Il a expliqué que les membres de l'équipe s'occupaient de tous les besoins fondamentaux des patients. "Nous les gardons propres, nous les aidons à manger et à boire, nous les écoutons. Je pense, a-t-il dit à l'AIIC, que nous oublions souvent l'essentiel, à savoir "aimer son prochain". Ce n'est qu'avec des yeux compatissants que nous pouvons voir l'autre comme notre voisin, comme notre frère et notre sœur, et à partir de cette compréhension, construire un endroit meilleur.


L'écoute et la prière sont des priorités pour M. Zelazko et les prêtres du vicariat de Saint-Jacques. "Les blessures sont profondes et il faudra beaucoup de temps pour les guérir et restaurer la confiance mutuelle", a déclaré M. Zelazko, en essayant d'exprimer les émotions qui agitent la communauté en ce moment.


De nombreux chrétiens hébréophones ont le sentiment de faire partie de la société israélienne ; beaucoup sont citoyens de l'État d'Israël et sont impliqués dans le conflit d'une manière ou d'une autre.


"Il y a une bataille en nous et au sein de notre peuple pour que les valeurs chrétiennes prévalent ; sinon, ce serait une victoire pour les terroristes", a déclaré M. Zelazko. "Mais quand on fait partie du conflit, ce n'est pas facile, ce n'est pas automatique.


"C'est pourquoi, a-t-il ajouté, nous devons veiller à ne pas juger qui que ce soit et à ne pas justifier ainsi des attitudes erronées. Chacun a sa propre histoire, chacun a son propre temps".

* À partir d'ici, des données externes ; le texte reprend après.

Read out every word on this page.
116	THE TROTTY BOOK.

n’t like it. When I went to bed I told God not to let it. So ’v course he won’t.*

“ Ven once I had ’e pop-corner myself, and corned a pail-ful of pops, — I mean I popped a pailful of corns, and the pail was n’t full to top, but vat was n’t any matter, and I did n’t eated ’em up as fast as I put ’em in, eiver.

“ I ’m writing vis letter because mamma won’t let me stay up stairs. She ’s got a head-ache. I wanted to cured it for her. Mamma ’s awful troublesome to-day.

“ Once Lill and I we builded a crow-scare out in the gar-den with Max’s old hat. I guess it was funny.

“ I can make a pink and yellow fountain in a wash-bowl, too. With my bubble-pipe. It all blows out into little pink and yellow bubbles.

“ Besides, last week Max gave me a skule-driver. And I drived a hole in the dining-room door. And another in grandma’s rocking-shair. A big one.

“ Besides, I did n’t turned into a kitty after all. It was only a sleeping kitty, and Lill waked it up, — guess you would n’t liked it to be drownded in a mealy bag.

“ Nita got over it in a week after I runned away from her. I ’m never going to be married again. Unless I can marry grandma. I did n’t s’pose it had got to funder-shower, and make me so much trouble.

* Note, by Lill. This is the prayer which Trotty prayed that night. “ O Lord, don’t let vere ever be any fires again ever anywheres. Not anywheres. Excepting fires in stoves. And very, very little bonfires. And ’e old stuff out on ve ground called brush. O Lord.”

Le pardon est le point suprême de ce voyage, a déclaré M. Zelazko. "Notre foi nous demande de pardonner, mais la foi n'est pas automatique. Il est peut-être encore trop tôt... Nous ne pouvons pas attendre des personnes traumatisées qu'elles soient immédiatement prêtes à pardonner. Ce que nous faisons, c'est prier pour que la volonté de vengeance et la colère ne l'emportent pas en nous, pour préserver notre humanité et ne pas laisser la violence obscurcir nos cœurs."


"Il est impossible pour l'homme de pardonner par lui-même - le pardon est quelque chose de divin, et nous avons besoin de Dieu pour pardonner. Nous devons prier Dieu de nous donner la force de pardonner".